Heaney is 8-1 and has limited hitters to a .183 average.
“My first two years, I started off hot and faltered down the stretch. Knowing that I kept it up and haven't let my team down so far and have been able to give us a chance to win has felt good,” Heaney said. “My freshman year, I just didn't have the durability or the strength. I wasn't strong enough. I really couldn't last a whole season. Last year, I think I was almost there and I just started pressing a little bit going into the Big 12 thinking I had to do more than I really needed to.
“I just know this year just to relax and let it happen and not try to do too much.”
Baylor's Josh Ludy was named the player of the year, Baylor's Nathan Orf the newcomer of the year, Texas' Parker French the freshman of the year and Baylor's Steve Smith the coach of the year.

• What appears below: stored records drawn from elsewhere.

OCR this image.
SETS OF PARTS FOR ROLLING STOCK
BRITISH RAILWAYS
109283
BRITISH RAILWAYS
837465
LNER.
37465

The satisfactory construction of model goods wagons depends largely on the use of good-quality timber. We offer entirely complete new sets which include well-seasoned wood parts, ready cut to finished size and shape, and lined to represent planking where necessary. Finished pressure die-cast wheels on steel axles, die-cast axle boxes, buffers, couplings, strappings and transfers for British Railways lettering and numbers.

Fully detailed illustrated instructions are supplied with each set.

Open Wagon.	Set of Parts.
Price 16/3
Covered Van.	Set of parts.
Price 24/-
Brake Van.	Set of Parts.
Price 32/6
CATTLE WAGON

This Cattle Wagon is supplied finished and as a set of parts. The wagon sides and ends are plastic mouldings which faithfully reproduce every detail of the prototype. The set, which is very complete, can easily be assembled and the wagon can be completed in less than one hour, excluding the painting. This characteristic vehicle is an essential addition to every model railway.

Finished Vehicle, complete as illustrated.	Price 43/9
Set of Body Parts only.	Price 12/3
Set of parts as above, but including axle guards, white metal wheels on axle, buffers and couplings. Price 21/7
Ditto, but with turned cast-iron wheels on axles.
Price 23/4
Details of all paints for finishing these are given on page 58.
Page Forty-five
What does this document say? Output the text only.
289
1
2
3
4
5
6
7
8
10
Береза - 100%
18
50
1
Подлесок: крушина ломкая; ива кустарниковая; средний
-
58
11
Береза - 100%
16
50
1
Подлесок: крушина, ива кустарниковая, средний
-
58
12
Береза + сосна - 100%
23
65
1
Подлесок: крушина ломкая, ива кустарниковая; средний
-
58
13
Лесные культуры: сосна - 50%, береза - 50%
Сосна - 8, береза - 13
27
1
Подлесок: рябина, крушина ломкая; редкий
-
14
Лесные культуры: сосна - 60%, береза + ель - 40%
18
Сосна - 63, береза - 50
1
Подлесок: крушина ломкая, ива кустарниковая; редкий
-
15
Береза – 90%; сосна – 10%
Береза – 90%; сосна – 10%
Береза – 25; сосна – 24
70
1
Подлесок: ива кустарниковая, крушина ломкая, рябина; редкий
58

Heaney and OU's Max White were named to the All-Big first team. OSU's Robbie Rea and Randy McCurry and OU's Erik Ross and Jordan John made the second team.
In its history, the Big 12 has never sent less than five teams to the NCAA Baseball Tournament.
But barring a lengthy run by a lower seed in Oklahoma City this weekend, that impressive streak is likely to end.
The lingering reason for its possible extinction stems from the Big 12's weak RPI — a fact that doesn't sit well with OSU's Frank Anderson.
“I'm not sure why that is, to be honest with you,” Anderson said. “I've been in the league since '97, and the pitching overall, depth-wise and quality, might be as good as it has ever been.”
Overall, the conference has 15 pitchers with sub-3.00 ERAs.
“Almost every team has a guy that could pitch in the major leagues,” Anderson said. “That wasn't always the case. … So I think from a pitching standpoint, this is the best it has ever been.”
FAREWELL MIZZOU, A&M
As an annual tradition, each Big 12 coach gave a short speech at Tuesday's media luncheon, consisting of season summaries, congratulations and innocent jokes.
But unlike years past, there was a somber tone near the end of each brief statement.
With conference realignment set to take effect July 1, this would be the last Big 12 gathering for Missouri and Texas A&M.
A&M's Rob Childress and MU's Tim Jamieson reflected back and thanked the conference. Opposing coaches shared stories and wished them well.
“It's been a tremendous honor for me to be a part of this conference,” Jamieson said. “I know that where we are headed will be a challenge, but I guarantee you that the experience I've had over the past 24 years in the Big 8 and Big 12 will not be near to what they are in the future.”